Mais nous n’avons rien trouvé. Pas une plainte à recenser, par exemple. Celle relayée sur Twitter serait l’oeuvre d’un habitant de Garges-lès-Gonesse au sujet d’un enfant scolarisé à Dugny, mais qui aurait porté plainte à Aulnay-sous-Bois avec le tampon du commissariat de Sevran. Impossible d’authentifier le procès-verbal. Nous tenions des proches d’une fille qui avait dit avoir évité de justesse un rapt. Au fil des discussions, nous nous rendons compte que la fille a paniqué, dans une rue bondée, face à une camionnette blanche arrêtée non loin d’elle ; mais que cela tenait plus de la réaction apeurée que du véritable témoignage. Nous n’avons recensé aucun enfant enlevé, non plus. Est-ce à dire que les soi-disant kidnappeurs qui arpentent la région parisienne n’ont réussi aucun enlèvement ? Ou que les parents concernés n’ont ni déposé plainte, ni diffusé sur les réseaux sociaux un appel pour retrouver leur bambin ?

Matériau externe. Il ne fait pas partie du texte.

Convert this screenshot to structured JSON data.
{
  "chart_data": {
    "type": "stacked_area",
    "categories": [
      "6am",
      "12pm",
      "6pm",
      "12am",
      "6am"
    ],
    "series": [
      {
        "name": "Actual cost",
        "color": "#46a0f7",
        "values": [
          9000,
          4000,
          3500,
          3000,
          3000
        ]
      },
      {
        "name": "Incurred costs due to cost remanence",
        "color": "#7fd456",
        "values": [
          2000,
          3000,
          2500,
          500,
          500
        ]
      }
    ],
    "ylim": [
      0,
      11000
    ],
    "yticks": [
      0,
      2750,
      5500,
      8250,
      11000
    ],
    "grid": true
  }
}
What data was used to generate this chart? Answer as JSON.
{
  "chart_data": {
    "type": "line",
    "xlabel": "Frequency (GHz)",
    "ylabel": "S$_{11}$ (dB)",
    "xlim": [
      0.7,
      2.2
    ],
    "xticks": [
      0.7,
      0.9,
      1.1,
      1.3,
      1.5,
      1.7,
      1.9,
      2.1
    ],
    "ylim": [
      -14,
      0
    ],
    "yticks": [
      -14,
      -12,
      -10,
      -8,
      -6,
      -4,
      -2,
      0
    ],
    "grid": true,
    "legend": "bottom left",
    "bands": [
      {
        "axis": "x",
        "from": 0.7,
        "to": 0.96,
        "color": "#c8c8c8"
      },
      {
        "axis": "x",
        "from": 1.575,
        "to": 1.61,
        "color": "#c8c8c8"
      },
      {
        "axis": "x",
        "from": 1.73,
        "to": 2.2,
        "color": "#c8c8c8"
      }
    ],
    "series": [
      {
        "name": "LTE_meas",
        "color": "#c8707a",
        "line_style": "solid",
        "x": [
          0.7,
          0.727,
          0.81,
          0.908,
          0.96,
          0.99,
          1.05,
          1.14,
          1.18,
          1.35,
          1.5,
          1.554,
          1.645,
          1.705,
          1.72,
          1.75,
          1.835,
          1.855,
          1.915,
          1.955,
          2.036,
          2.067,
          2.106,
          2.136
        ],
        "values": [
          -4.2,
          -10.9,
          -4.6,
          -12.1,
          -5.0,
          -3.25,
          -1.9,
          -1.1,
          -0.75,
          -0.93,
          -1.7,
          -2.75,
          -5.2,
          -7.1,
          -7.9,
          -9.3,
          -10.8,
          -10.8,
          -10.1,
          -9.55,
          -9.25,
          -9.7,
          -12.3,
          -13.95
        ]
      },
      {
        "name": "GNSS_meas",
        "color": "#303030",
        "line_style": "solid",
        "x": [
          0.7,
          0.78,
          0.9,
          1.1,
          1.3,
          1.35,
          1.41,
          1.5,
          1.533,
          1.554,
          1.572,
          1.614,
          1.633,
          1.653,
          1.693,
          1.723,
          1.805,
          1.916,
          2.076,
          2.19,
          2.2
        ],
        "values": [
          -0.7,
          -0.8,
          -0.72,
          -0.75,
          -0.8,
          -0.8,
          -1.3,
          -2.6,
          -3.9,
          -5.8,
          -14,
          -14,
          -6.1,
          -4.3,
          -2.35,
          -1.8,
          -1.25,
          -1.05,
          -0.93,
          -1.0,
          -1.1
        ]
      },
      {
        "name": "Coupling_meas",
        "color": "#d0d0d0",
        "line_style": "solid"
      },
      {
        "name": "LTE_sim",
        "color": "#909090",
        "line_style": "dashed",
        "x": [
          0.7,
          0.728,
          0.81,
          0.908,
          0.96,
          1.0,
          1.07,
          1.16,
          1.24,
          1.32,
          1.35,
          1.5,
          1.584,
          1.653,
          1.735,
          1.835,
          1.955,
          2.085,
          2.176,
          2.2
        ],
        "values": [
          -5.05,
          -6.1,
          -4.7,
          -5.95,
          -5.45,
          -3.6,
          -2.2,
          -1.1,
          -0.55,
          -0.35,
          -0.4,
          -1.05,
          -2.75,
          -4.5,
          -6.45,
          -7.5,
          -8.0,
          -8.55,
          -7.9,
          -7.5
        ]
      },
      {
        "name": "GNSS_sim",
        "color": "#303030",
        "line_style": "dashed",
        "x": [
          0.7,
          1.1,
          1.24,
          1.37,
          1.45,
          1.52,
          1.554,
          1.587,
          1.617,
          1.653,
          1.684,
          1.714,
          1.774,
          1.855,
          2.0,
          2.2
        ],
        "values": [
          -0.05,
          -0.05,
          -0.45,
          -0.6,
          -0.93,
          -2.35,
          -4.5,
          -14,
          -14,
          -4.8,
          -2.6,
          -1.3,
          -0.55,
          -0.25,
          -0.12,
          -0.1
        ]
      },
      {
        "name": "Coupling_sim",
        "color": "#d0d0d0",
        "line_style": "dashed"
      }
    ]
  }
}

Difficile à croire. Pas suffisant, toutefois, pour dissiper la rumeur, pour convaincre que, non, faute de preuves, rien ne permet de dire qu’il y a des kidnappeurs d’enfants qui circulent dans des camionnettes blanches en ce moment. Au contraire, tout indique que cette rumeur est entièrement factice. Il est utile de signaler, d’ailleurs, que la camionnette blanche est devenue rouge ou orange à la faveur de la semaine.

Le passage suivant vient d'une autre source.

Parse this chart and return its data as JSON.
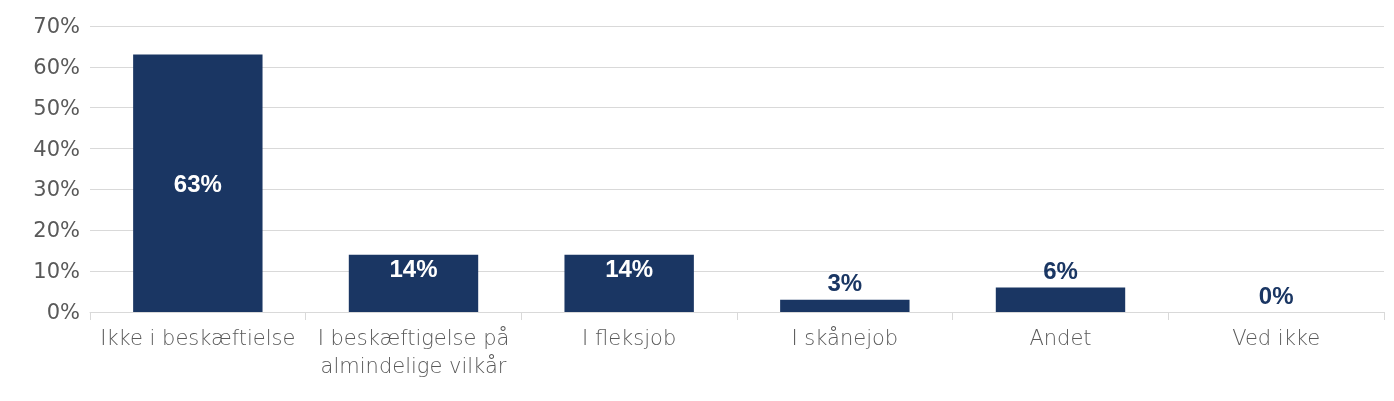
{
  "chart_data": {
    "type": "bar",
    "categories": [
      "Ikke i beskæftielse",
      "I beskæftigelse på almindelige vilkår",
      "I fleksjob",
      "I skånejob",
      "Andet",
      "Ved ikke"
    ],
    "values": [
      63,
      14,
      14,
      3,
      6,
      0
    ],
    "value_labels": [
      "63%",
      "14%",
      "14%",
      "3%",
      "6%",
      "0%"
    ],
    "color": "#1a3663",
    "ylim": [
      0,
      70
    ],
    "yticks": [
      {
        "value": 0,
        "label": "0%"
      },
      {
        "value": 10,
        "label": "10%"
      },
      {
        "value": 20,
        "label": "20%"
      },
      {
        "value": 30,
        "label": "30%"
      },
      {
        "value": 40,
        "label": "40%"
      },
      {
        "value": 50,
        "label": "50%"
      },
      {
        "value": 60,
        "label": "60%"
      },
      {
        "value": 70,
        "label": "70%"
      }
    ],
    "grid": "y"
  }
}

Alors, certains ont franchi le pas de la violence la plus crasse. Ils ont constitué, à Clichy, Montfermeil ou ailleurs, de véritables expéditions punitives pour traquer les camionnettes blanches et les Roms, indifféremment pour les deux. Des campements et des véhicules ont été brûlés, des hommes et des femmes agressés, des enfants traumatisés. Nombreux sont ceux qui ont quitté les camps de Seine-Saint-Denis, craignant pour leur vie.

C’est, dans l’esprit de ces hommes et de ces femmes, une noble cause qui méritait cela. La lutte d’habitants pour préserver leur territoire et leurs enfants, d’aujourd’hui ou de demain. C’est l’histoire de la Marseillaise, finalement, façon « Ils viennent jusque dans vos bras / Egorger vos fils, vos compagnes ». Alors, certains ont assumé l’hymne national jusqu’au bout. « Aux armes citoyens ! Formez vos bataillons ! » Oubliant qu’ils s’en prenaient là à une communauté déjà largement marginalisée et stigmatisée, à des femmes, à des enfants, sur la simple base de rumeurs non-vérifiées. Nos quartiers ont une force collective admirable, capable de soulever des montagnes. A condition qu’elle ne soit pas utilisée au service d’un racisme nauséabond.